A practical method for calculating the pKa's of selenols in aqueous solution has been developed by using density functional theory with the SMD solvation model and up to three explicit water molecules. The pKa's of 30 different organoselenols, 16 with known experimental pKa's, have been calculated by using three different functionals (ωB97XD, B3LYP, and M06-2X) and two basis sets (6-31+G(d,p) and 6-311++G(d,p)).
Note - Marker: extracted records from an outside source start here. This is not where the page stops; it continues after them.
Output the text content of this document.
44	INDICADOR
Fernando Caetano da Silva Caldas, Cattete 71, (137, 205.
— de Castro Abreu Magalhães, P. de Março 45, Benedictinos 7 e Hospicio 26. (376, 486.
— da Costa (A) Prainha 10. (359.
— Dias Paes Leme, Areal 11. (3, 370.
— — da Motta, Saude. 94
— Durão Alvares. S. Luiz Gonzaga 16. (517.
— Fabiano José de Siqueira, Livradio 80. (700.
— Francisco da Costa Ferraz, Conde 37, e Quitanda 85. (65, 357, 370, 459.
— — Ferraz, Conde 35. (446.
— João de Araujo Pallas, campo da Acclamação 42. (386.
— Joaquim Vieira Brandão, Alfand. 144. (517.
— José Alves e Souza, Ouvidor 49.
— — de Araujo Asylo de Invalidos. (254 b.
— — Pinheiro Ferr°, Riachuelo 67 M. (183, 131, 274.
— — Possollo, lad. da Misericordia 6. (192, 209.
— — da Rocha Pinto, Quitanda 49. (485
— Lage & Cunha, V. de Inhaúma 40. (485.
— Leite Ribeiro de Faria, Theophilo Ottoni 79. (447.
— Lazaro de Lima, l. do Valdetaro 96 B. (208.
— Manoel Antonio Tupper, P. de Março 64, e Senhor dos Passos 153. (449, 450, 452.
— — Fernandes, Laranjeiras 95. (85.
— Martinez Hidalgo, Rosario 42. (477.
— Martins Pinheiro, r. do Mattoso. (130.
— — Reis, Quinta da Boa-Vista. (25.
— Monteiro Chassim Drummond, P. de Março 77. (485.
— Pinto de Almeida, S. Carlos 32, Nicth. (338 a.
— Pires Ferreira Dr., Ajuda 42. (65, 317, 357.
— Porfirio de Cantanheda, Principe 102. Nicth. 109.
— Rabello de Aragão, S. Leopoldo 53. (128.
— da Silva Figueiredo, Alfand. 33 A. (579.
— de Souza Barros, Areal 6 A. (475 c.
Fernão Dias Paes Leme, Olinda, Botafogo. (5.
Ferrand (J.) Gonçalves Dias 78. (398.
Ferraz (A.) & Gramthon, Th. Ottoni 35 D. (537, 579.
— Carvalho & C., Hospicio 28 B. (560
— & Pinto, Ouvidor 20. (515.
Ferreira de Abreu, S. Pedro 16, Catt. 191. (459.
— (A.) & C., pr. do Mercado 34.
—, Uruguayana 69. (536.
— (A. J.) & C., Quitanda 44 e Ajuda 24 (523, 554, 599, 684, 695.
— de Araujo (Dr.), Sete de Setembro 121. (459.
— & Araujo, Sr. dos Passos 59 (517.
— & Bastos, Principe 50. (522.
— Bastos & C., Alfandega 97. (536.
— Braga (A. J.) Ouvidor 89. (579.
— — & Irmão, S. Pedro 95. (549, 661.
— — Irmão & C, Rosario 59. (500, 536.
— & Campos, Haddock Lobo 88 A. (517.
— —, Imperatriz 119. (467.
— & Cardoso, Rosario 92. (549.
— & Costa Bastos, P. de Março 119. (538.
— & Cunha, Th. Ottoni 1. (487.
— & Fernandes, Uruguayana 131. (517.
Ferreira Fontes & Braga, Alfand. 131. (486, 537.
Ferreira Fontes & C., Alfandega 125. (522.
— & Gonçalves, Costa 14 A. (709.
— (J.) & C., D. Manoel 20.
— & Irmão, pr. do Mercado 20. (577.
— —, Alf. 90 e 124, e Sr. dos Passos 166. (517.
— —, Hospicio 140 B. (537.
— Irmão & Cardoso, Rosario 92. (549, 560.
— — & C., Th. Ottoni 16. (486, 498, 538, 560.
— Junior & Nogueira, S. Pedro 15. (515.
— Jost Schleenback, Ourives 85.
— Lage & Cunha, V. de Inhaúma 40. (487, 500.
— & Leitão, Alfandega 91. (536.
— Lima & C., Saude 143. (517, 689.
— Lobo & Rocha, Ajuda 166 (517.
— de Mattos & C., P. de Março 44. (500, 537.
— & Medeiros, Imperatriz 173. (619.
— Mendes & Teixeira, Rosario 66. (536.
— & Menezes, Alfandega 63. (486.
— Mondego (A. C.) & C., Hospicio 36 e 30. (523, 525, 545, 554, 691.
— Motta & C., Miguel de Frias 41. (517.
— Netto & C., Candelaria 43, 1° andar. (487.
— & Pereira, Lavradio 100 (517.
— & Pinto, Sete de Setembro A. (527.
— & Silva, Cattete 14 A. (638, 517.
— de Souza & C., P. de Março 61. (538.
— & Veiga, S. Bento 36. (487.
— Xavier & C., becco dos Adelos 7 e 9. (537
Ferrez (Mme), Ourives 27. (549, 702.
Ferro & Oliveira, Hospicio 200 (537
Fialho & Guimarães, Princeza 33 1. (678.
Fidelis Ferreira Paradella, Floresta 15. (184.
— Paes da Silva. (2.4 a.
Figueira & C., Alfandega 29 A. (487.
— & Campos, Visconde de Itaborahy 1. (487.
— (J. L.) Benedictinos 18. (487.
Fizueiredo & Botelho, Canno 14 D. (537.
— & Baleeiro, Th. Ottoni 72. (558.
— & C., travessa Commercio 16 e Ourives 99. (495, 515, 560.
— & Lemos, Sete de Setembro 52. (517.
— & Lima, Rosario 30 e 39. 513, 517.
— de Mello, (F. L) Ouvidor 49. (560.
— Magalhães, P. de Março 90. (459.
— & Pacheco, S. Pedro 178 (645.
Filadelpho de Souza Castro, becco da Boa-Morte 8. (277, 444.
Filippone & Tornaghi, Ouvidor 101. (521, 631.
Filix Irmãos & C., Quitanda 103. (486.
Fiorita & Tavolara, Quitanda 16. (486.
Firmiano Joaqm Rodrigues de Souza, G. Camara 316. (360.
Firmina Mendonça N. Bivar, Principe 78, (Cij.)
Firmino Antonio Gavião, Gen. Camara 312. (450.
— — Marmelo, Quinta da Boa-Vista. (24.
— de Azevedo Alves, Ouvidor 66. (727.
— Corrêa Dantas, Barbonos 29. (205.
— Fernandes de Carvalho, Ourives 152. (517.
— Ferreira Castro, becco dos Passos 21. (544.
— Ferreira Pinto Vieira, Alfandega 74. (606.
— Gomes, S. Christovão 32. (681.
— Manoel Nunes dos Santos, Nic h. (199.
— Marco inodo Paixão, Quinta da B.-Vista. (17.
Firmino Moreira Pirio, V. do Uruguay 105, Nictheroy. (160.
Calculations using ωB97XD and B3LYP with SMD solvation without explicit waters are found to have errors of 3-6 pKa units; the errors with M06-2X are somewhat smaller. One explicit water interacting with the selenium reduces the calculated pKa's by 1-2 pKa units along with improving the slope and intercept of the fit of the calculated pKa's to experiment. The best results for SMD/M06-2X/6-31+G(d,p) are with one explicit water (MSE = -0.08 ± 0.37 and MUE = 0.32 ± 0.37) whereas ωB97XD and B3LYP still have errors larger than 2 pKa units. The best results for ωB97XD and B3LYP with 6-31+G(d,p) are obtained by using three explicit waters (MSE = 0.36 ± 0.24 and 0.34 ± 0.25, respectively) and a fit to experiment yields a slope of 1.06 with a zero intercept. The errors for M06-2X/6-31+G(d,p) with three explicit waters are significantly larger (-3.59 ± 0.45) because it overstabilizes the anions. On the basis of the molecules studied here, M06-2X/6-31+G(d,p) with one explicit water and ωB97XD/6-31+G(d,p) and B3LYP/6-31+G(d,p) with three explicit waters and the SMD solvation model can produce reliable pKa's for the substituted selenols.